A Secretaria de Estado do Meio Ambiente (Sema) divulgou nota informando que o total de área desmatada no Amazonas equivale a 0,09% da área total do estado. “Os dados divulgados pelo Prodes ainda são estimativas, que serão consolidadas em 2020. É importante ainda destacar que 91% do desmatamento no Amazonas está concentrado em municípios do Sul do estado, que vem sofrendo grande pressão da expansão da fronteira agrícola de outros estados da região“, diz trecho da nota.

A análise dos dados do Inpe feita pela pasta demonstra que 40% do desmatamento total do Estado está concentrado em áreas de domínio federal, com maior incidência em áreas de projetos de assentamento do Incra (34%). “As unidades de conservação de gestão exclusiva do Governo do Estado representam 0,32% do desmatamento total”.

Ex-diretor do Inpe diz que o Brasil não cumprirá meta

Em entrevista ao Congresso em Foco, o ex-presidente do Instituto Nacional de Pesquisas Espaciais (Inpe) e  físico Ricardo Galvão disse que o crescimento de 30% da área desmatada comprova os alertas emitidos em agosto e indica que o Brasil não vai conseguir cumprir a Política Nacional sobre Mudança do Clima. Instituída pela Lei 12.187 de 2009, essa política estabelece metas de crescimento econômico sustentável como a redução do desmatamento.
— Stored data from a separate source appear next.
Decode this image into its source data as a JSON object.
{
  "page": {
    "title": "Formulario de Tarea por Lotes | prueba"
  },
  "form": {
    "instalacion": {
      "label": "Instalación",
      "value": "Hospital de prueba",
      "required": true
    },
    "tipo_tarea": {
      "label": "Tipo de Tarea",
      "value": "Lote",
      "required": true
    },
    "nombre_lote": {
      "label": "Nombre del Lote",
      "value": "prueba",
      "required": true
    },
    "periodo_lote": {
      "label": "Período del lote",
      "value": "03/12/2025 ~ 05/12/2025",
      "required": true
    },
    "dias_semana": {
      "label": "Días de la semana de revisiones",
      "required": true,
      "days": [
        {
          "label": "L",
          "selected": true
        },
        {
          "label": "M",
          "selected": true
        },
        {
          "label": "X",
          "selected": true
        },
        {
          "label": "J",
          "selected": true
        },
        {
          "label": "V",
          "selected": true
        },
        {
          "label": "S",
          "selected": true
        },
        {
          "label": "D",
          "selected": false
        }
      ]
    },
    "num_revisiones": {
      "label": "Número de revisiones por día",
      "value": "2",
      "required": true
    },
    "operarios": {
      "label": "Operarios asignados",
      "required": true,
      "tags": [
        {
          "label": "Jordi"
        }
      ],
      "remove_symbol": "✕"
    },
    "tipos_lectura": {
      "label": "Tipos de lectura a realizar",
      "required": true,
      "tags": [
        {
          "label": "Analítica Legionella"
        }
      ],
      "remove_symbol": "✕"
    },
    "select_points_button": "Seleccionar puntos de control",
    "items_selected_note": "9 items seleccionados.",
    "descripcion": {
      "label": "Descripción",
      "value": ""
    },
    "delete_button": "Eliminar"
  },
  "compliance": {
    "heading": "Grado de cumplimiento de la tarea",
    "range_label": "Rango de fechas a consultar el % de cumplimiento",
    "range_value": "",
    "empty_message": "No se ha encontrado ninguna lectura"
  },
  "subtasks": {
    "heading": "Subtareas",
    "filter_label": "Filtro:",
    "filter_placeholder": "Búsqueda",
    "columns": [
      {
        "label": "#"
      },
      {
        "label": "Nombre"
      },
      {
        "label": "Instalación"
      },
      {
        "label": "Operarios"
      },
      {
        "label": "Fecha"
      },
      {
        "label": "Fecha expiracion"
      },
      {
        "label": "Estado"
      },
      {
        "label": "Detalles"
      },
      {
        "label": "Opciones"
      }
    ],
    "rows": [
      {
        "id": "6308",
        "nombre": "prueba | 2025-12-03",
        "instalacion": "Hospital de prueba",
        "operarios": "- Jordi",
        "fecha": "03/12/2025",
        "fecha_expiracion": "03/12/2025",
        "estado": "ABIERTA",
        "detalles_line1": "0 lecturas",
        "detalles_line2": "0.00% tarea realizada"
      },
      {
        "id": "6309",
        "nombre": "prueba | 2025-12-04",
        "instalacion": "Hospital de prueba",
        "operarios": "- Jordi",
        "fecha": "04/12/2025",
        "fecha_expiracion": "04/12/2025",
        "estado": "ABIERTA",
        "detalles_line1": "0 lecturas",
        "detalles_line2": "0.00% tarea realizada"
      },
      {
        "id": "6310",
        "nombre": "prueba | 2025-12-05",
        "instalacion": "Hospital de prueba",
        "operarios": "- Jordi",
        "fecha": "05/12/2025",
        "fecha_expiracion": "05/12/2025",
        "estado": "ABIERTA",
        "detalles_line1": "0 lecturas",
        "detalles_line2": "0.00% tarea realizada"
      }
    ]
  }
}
"O Brasil tem o compromisso, pela Lei 12.187, de até o ano de 2020 não ter um desmatamento acima de 3,9 mil quilômetros quadrados. Mas esse índice está subindo há três anos e agora chegou a quase 10 mil quilômetros quadrados. É completamente fora do compromisso do governo brasileiro", explicou Ricardo Galvão referindo-se aos dados divulgados pelo Inpe, ontem.  Em agosto, ele foi demitido do instituto após a publicação dos primeiros alertas sobre o aumento do desmatamento na Amazônia.

Galvão explicou que o aumento do desmatamento traz uma série de prejuízos para o meio ambiente e também para a economia brasileira. A redução da área da floresta amazônica pode ter impactos, por exemplo, no nível de chuvas e dos reservatórios de água do país. As queimadas ainda aumentam a emissão dos gases de efeito estufa e, como são frequentemente associadas ao aumento das plantações agrícolas, podem desencadear punições de mercados estrangeiros. Os parceiros comerciais do Brasil podem, por exemplo, reduzir a importação de produtos agrícolas brasileiros em resposta ao aumento do desmatamento.

"As exportações podem ser afetadas porque a competição é grande e vão começar a usar essa imagem de que o Brasil está desmatando para produzir agricultura", avaliou Ricardo Galvão.